Элиза, поморщившись, кивнула. И прикрыла, перепачканное кровью платье халатом сестры милосердия.

— Надеюсь, первой, кого вы встретили, была Хильди? — Из повисшей тишины, нарушаемой только стрекотанием какого-то насекомого, вероятно тонконога где-то неподалёку, Оливия смогла сделать правильный вывод. — Боги, неужели вы сами решили исследовать территорию?

— Жуткое место, — кивнула Элиза, обхватив себя руками. Она дрожала. Скорее всего, от холода.

— Как может быть иначе? Это же обитель смерти! Врачи и сёстры вторгаются туда — по-другому не скажешь. Точно факел, неспособный развеять тьму и оттого столь чужеродный.

— Я не встретила внутри ни одного врача, — Элиза посмотрела Оливии в лицо. На то, как две аккуратные, словно вымеренные линейкой, пряди, падали ей на левый висок. — Видела только больных. Одних. В темноте. Так может быть, всё что им нужно — не факел, раз в несколько дней освещающий их существование? Может быть, им хватит лишь отдёрнутых занавесок и открытого окна?

Оливия выдержала её взгляд. Само собой, её было не так легко уколоть, как саму Элизу.

— Знаете, сейчас вы напоминаете моего отца, — ответила она. — Или вашего мужа. У всех солдат есть нечто общее — они всегда видят в людях только плохое. Цепляются за него, словно им так легче жить. Но вы показались мне другой.

Элиза фыркнула. Слова Оливии не были ответом на её возмущение. Но в тоже время были.

— А вы, Оливия? Вы пришли сюда, чтобы меня проведать? — спросила она, пытаясь отвлечься. Отпустить случившееся.

— Я курирую эту больницу, — пожала Оливия плечами, а затем опустила их, и в позе, очерченной единственным фонарём на воротах, промелькнула усталость. — Так же, как храм, где мы с вами встретились. Я не врала вам, Элиза. Я действительно пытаюсь помочь этим людям. Хотя и была внутри хосписа лишь трижды. И первый раз — когда в нём ещё не было людей.

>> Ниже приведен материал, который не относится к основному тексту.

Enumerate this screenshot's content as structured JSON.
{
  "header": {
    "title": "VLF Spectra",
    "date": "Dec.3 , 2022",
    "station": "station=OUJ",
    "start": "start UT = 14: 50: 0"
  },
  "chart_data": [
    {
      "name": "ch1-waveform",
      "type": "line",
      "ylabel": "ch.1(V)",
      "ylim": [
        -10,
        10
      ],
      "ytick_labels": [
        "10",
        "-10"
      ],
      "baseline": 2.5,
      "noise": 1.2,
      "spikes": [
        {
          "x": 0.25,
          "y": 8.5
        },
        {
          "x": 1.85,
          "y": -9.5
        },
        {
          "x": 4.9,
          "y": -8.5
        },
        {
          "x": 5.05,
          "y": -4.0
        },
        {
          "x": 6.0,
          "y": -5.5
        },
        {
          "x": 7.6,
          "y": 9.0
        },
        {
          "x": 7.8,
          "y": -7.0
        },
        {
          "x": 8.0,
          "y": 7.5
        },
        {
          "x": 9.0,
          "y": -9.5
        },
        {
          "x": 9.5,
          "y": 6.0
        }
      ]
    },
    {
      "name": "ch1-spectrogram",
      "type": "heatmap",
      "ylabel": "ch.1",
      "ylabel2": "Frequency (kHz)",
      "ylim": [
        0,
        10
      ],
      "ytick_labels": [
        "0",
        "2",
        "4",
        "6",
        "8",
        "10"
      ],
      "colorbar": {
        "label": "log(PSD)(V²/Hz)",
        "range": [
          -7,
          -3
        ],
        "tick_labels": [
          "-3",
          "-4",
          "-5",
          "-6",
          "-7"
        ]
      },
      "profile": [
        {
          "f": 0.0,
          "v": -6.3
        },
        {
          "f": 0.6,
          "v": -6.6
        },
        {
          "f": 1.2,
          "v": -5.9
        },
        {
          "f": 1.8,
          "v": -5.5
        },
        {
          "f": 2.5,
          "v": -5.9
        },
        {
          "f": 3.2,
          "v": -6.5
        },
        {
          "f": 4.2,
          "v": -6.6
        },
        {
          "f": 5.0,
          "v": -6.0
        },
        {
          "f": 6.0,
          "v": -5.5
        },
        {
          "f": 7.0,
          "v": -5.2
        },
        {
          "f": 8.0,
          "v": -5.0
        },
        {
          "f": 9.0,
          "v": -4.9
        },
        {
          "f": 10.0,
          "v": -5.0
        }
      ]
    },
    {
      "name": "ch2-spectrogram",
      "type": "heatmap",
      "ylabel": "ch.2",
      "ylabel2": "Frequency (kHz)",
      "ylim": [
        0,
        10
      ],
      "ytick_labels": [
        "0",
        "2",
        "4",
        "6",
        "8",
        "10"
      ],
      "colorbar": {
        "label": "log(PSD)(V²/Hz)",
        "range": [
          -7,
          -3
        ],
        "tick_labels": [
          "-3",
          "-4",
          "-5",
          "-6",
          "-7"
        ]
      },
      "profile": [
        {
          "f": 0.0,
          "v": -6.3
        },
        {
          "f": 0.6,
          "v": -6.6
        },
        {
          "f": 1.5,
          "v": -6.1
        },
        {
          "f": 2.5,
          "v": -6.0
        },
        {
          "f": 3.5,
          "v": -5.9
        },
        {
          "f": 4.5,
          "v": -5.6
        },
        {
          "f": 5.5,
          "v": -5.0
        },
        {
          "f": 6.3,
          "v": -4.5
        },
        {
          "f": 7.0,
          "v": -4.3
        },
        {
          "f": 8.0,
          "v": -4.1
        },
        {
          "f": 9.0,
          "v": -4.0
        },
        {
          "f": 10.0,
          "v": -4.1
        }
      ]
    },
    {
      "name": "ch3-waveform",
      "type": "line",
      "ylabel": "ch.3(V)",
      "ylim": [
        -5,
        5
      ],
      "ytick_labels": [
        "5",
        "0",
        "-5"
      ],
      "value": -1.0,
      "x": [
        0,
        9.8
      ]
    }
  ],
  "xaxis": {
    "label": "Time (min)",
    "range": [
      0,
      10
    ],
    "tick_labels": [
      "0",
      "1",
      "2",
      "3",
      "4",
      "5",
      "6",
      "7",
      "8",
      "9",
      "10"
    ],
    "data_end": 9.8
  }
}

Они помолчали несколько мгновений.

— Здесь работает моя сестра, — неожиданно добавила Оливия. Элиза в изумлении распахнула глаза. Она много раз общалась с семьёй Виндр, была у них дома. Приглашала их к себе. Она видела их семью на нескольких приёмах и никогда не слышала, что у Эллиота и Летиции есть вторая дочь.

Оливия встретила её удивлённый взгляд жёстко, с вызовом, будто отбивала клинок. И Элиза не стала ничего спрашивать. В том числе потому, что увидела, как по тропинке от больницы снова несут носилки.

Первым шёл врач, принимавший роды. Вторым — высокий, слегка ссутулившийся мужчина, широкоплечий и мускулистый, в таком же сером халате. Его грязные, спутавшиеся каштановые волосы до плеч падали на угловатое лицо с выпирающими скулами, закрывая лоб. На носилках мужчины несли ту самую женщину, родившую мёртвого ребёнка. Сперва Элиза даже решила, что женщина умерла, но, когда люди подошли почти вплотную, заметила, как её грудь робко и медленно вздымается и опадает, а губы едва заметно шевелятся в горячечном бреду.